Santa Cecilia con Mikko Franck a Roma e poi in tournée

Un programma apparentemente eterogeneo ma percorso da un (sottile) filo comune: il Mediterraneo  e l’Italia

Mikko Franck  e Sol Gabetta
Mikko Franck e Sol Gabetta
Recensione
classica
 Roma, Accademia Nazionale di Santa Cecilia, Parco della Musica
Mikko Franck e Sol Gabetta
18 Ottobre 2018 - 20 Ottobre 2018

Dopo l’inaugurazione con Pappano e West Side Story, per il secondo concerto della stagione dell’Accademia di Santa Cecilia è il principale direttore ospite Mikko Franck a salire sul podio, con un programma di repertorio, ma da non prendere sottogamba, tanto più che dopo le tre serate romane questo concerto sarà replicato in tournée a Verona, Brescia, Milano, Monaco di Baviera e Bregenz.

In un anno di collaborazione il direttore finlandese ha già stabilito un ottimo feeling con i musicisti dell’orchestra e soprattutto ha conquistato la simpatia del pubblico grazie ad un temperamento esuberante, che lo porta a privilegiare sonorità possenti e sfavillanti, in cui si tuffa a capofitto con risultati di grande e immediato impatto drammatico, quasi teatrale. Si sarebbe tentati di definirlo un tratto tipicamente mediterraneo e italiano, se non fosse che da una parte molti dei più grandi interpreti musicali italiani si sono sempre distinti per autocontrollo, misura e razionalità e che dall’altra parte questa tendenza di Franck alle sonorità forti e squassanti ha ben poco di solare ma è in funzione di una buona dose di cupo tragico pessimismo. L’introduzione a Romeo e Giulietta di Čajkovskij era rivelatrice: raramente l’abbiamo ascoltata così cupa e buia e nera, non era un’introduzione all’ambiente medioevale della vicenda shakespeariana ma conteneva già la conclusione tragica e disperata, portando dallo sfondo al primo piano il suono cupissimo dei contrabbassi e dei corni, per non parlare del breve intervento del trombone basso. La sua interpretazione riviveva con pari intensità anche il successivo Allegro: le grandi frasi d’amore tra i due giovinetti erano già disperate fin dall’inizio e anche dei momenti descrittivi veniva messa in rilievo la drammaticità più che l’effetto, come nello scontro tra Capuleti e Montecchi poco dopo l’inizio dell’Allegro, laddove con Gergiev sul podio sembrava di sentire il cozzare metallico delle spade. Un’interpretazione profonda, bellissima.

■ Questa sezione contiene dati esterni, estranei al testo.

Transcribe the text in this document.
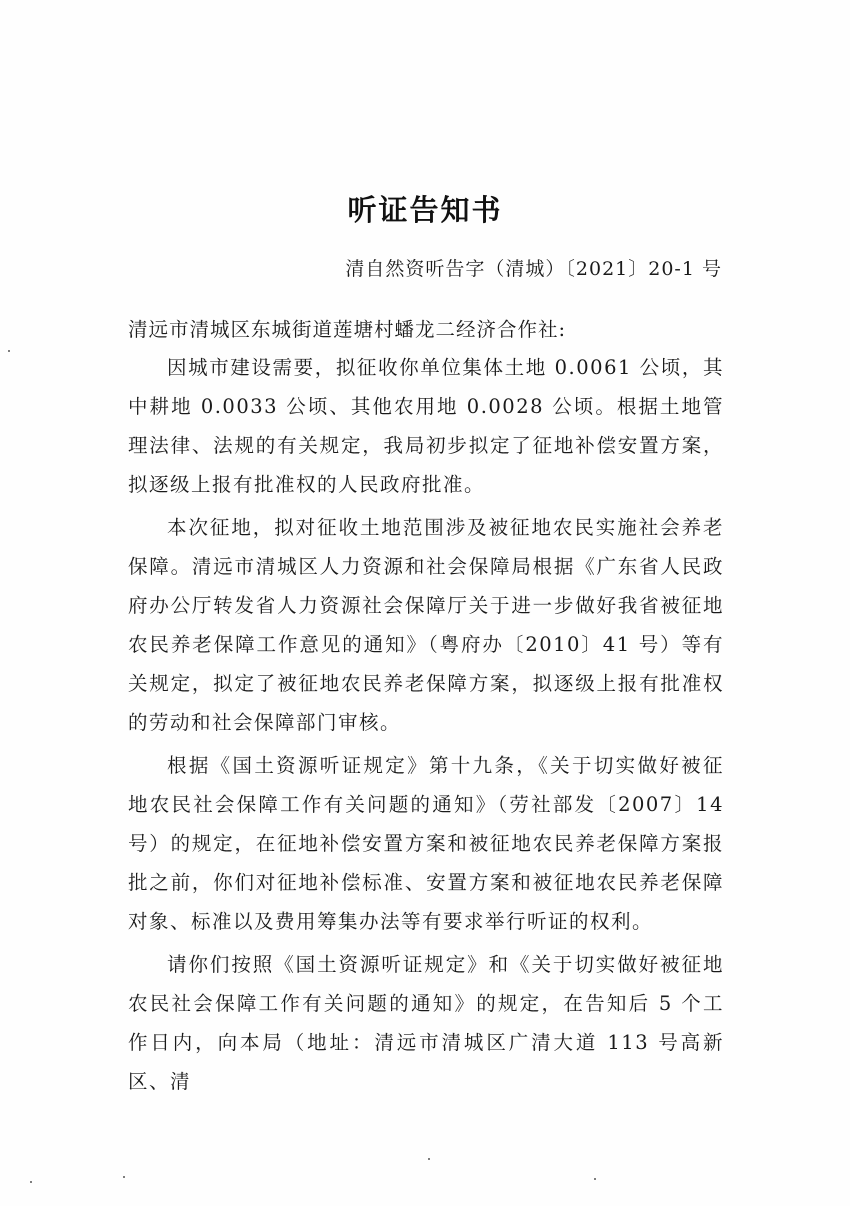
听证告知书
清自然资听告字（清城）〔2021〕20-1 号
清远市清城区东城街道莲塘村蟠龙二经济合作社:

因城市建设需要，拟征收你单位集体土地 0.0061 公顷，其中耕地 0.0033 公顷、其他农用地 0.0028 公顷。根据土地管理法律、法规的有关规定，我局初步拟定了征地补偿安置方案，拟逐级上报有批准权的人民政府批准。

本次征地，拟对征收土地范围涉及被征地农民实施社会养老保障。清远市清城区人力资源和社会保障局根据《广东省人民政府办公厅转发省人力资源社会保障厅关于进一步做好我省被征地农民养老保障工作意见的通知》（粤府办〔2010〕41 号）等有关规定，拟定了被征地农民养老保障方案，拟逐级上报有批准权的劳动和社会保障部门审核。

根据《国土资源听证规定》第十九条，《关于切实做好被征地农民社会保障工作有关问题的通知》（劳社部发〔2007〕14 号）的规定，在征地补偿安置方案和被征地农民养老保障方案报批之前，你们对征地补偿标准、安置方案和被征地农民养老保障对象、标准以及费用筹集办法等有要求举行听证的权利。

请你们按照《国土资源听证规定》和《关于切实做好被征地农民社会保障工作有关问题的通知》的规定，在告知后 5 个工作日内，向本局（地址：清远市清城区广清大道 113 号高新区、清
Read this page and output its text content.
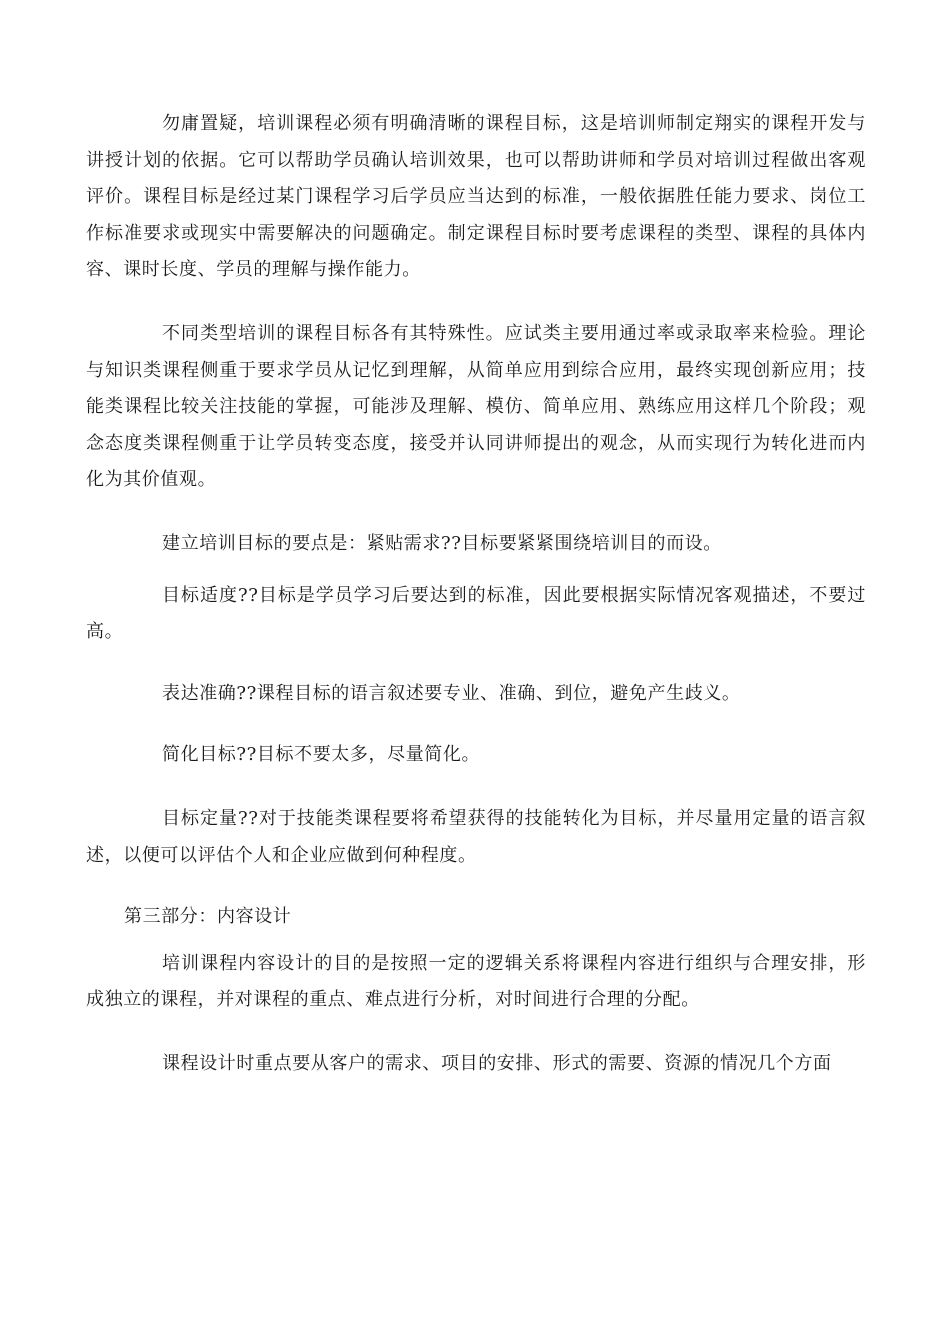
勿庸置疑，培训课程必须有明确清晰的课程目标，这是培训师制定翔实的课程开发与讲授计划的依据。它可以帮助学员确认培训效果，也可以帮助讲师和学员对培训过程做出客观评价。课程目标是经过某门课程学习后学员应当达到的标准，一般依据胜任能力要求、岗位工作标准要求或现实中需要解决的问题确定。制定课程目标时要考虑课程的类型、课程的具体内容、课时长度、学员的理解与操作能力。

不同类型培训的课程目标各有其特殊性。应试类主要用通过率或录取率来检验。理论与知识类课程侧重于要求学员从记忆到理解，从简单应用到综合应用，最终实现创新应用；技能类课程比较关注技能的掌握，可能涉及理解、模仿、简单应用、熟练应用这样几个阶段；观念态度类课程侧重于让学员转变态度，接受并认同讲师提出的观念，从而实现行为转化进而内化为其价值观。

建立培训目标的要点是：紧贴需求??目标要紧紧围绕培训目的而设。

目标适度??目标是学员学习后要达到的标准，因此要根据实际情况客观描述，不要过高。

表达准确??课程目标的语言叙述要专业、准确、到位，避免产生歧义。

简化目标??目标不要太多，尽量简化。

目标定量??对于技能类课程要将希望获得的技能转化为目标，并尽量用定量的语言叙述，以便可以评估个人和企业应做到何种程度。

第三部分：内容设计

培训课程内容设计的目的是按照一定的逻辑关系将课程内容进行组织与合理安排，形成独立的课程，并对课程的重点、难点进行分析，对时间进行合理的分配。

课程设计时重点要从客户的需求、项目的安排、形式的需要、资源的情况几个方面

Seguiva il Concerto per violoncello di Lalo, un tempo nel repertorio di ogni grande violoncellista, oggi piuttosto raro. L’estrema difficoltà tecnica non ha fatto tremare Sol Gabetta, che ha fatto cantare il suo strumento con colore, purezza di suono, precisione assoluta, ma è stata messa un po’ in difficoltà dall’amore di Franck per le sonorità piene e poderose, che avrebbero soverchiato qualunque violoncellista. Nel secondo movimento - Intermezzo– sonorità orchestrali eccessive erano praticamente rese impossibili dalla partitura stessa e il risultato è stato delizioso, soprattutto nell’Allegro, con i suoi ritmi e i suoi colori elegantemente provenzali o forse spagnoli, insomma mediterranei. Nel bis,Elegie di Fauré nella trascrizione di Pablo Casals, la Gabetta ha chiamato l’intera fila dei violoncelli a unirsi a lei.

La Sinfonia n. 2 di Sibelius, che chiudeva il concerto, aveva anch’essa qualcosa di mediterraneo, perché fu composta a Rapallo dal compositore finlandese, che era innamorato dell’Italia. I suoi compatrioti riconoscono in questa musica l’influsso della luce e dei colori della nostra terra, mentre noi vi vediamo gli spazi ampi, piatti e nebbiosi della Finlandia. L’interpretazione di Franck non sembrava (giustamente) interessata ad avvalorare l’una o l’altra di tali opinabili idee e ne ha offerto piuttosto una lettura severa, petrosa, priva di sentimentalismo, come era è effettivamente l’uomo e l’artista Sibelius.

L’orchestra ha risposto ottimamente con sonorità piene, pastose, avvolgenti e il pubblico non ha certamente lesinato gli applausi.